Precautions for the elderly: Compared to younger adult patients, elderly patients (over 68 years of age) have a decreased ability to clear sodium valproate, and the incidence of adverse events may be increased. Therefore, the initial dose should be lower in these patients. Furthermore, the rate of dose escalation should be slower, and regular monitoring of fluid and nutrient intake, dehydration, drowsiness, and other adverse events is required. If a patient experiences a decrease in food and fluid intake, or excessive drowsiness, a reduction in the sodium valproate dose or discontinuation of sodium valproate treatment should be considered. The final therapeutic dose should be determined based on tolerability and clinical response.
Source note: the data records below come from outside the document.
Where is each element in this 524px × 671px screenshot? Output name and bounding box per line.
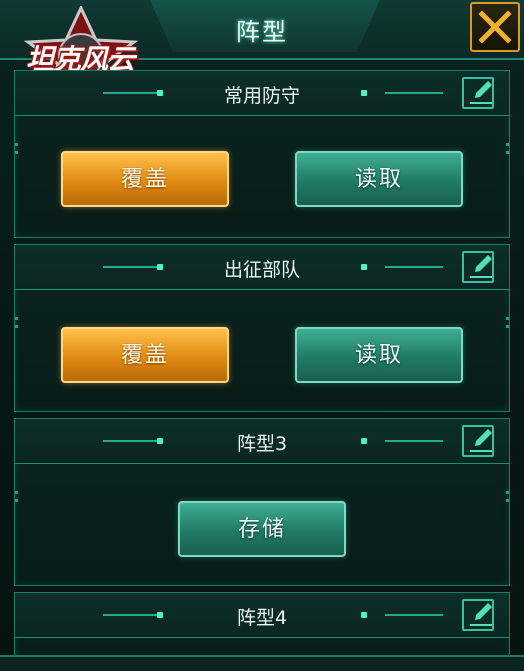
- side-marker: [15, 499, 18, 502]
- side-marker: [15, 491, 18, 494]
- panel-title: 阵型3: [236, 433, 288, 455]
- close-icon: [478, 10, 512, 44]
- side-marker: [15, 325, 18, 328]
- load-button[interactable]: 读取: [295, 151, 463, 207]
- edit-icon: [470, 603, 492, 626]
- side-marker: [15, 143, 18, 146]
- side-marker: [15, 151, 18, 154]
- decor-dot: [361, 264, 367, 270]
- panel-header: 出征部队: [15, 245, 509, 290]
- formation-panel-1: 常用防守 覆盖 读取: [14, 70, 510, 238]
- formation-panel-2: 出征部队 覆盖 读取: [14, 244, 510, 412]
- load-button[interactable]: 读取: [295, 327, 463, 383]
- edit-name-button[interactable]: [462, 599, 494, 631]
- decor-line: [385, 440, 443, 442]
- edit-name-button[interactable]: [462, 77, 494, 109]
- side-marker: [506, 317, 509, 320]
- decor-line: [385, 614, 443, 616]
- edit-name-button[interactable]: [462, 425, 494, 457]
- side-marker: [506, 151, 509, 154]
- save-button[interactable]: 存储: [178, 501, 346, 557]
- formation-window: 阵型 坦克风云 常用防守 覆盖 读取 出征部队 覆盖 读取 阵型3 存储 阵型4: [0, 0, 524, 671]
- decor-line: [385, 92, 443, 94]
- side-marker: [506, 491, 509, 494]
- decor-dot: [361, 438, 367, 444]
- panel-header: 常用防守: [15, 71, 509, 116]
- panel-title: 阵型4: [236, 607, 288, 629]
- decor-dot: [361, 90, 367, 96]
- side-marker: [15, 317, 18, 320]
- overwrite-button[interactable]: 覆盖: [61, 151, 229, 207]
- side-marker: [506, 325, 509, 328]
- edit-icon: [470, 81, 492, 104]
- edit-icon: [470, 429, 492, 452]
- panel-title: 出征部队: [223, 259, 300, 281]
- formation-panel-3: 阵型3 存储: [14, 418, 510, 586]
- edit-name-button[interactable]: [462, 251, 494, 283]
- edit-icon: [470, 255, 492, 278]
- close-button[interactable]: [470, 2, 520, 52]
- decor-dot: [361, 612, 367, 618]
- panel-header: 阵型3: [15, 419, 509, 464]
- formation-panel-4: 阵型4: [14, 592, 510, 664]
- overwrite-button[interactable]: 覆盖: [61, 327, 229, 383]
- side-marker: [506, 143, 509, 146]
- side-marker: [506, 499, 509, 502]
- panel-header: 阵型4: [15, 593, 509, 638]
- panel-title: 常用防守: [223, 85, 300, 107]
- decor-line: [385, 266, 443, 268]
See other relevant sections in this instruction manual, or as directed by your physician.

【Drug Interactions】
No reports.

【Pharmacological Action】
Valproate exerts its pharmacological effects primarily through the central nervous system. Animal studies have shown its ability to counteract various types of seizures. Laboratory and clinical studies have shown that valproate exerts its anticonvulsant effect through two pathways. The first pathway is a direct pharmacological action related to plasma and brain valproate concentrations. The second pathway is indirect, possibly related to valproate metabolites in the brain, or to alterations in neurotransmitters or direct membrane effects. The widely accepted hypothesis is that valproate administration leads to an increase in γ-aminobutyric acid (GABA) levels in the body. Valproate can reduce the duration of sleep cycles during the middle of the night and increase the duration of slow-wave sleep.

【Storage】
Store in a dry place below 25℃.

【Specifications】
0.5g (calculated as sodium valproate)

【Packaging Specifications】
0.5g*30 tablets

【Shelf Life】
36 months.

【Standard】
JX20100232

【Manufacturer】
Company Name: Hsin-Tung Biotechnology Co., Ltd.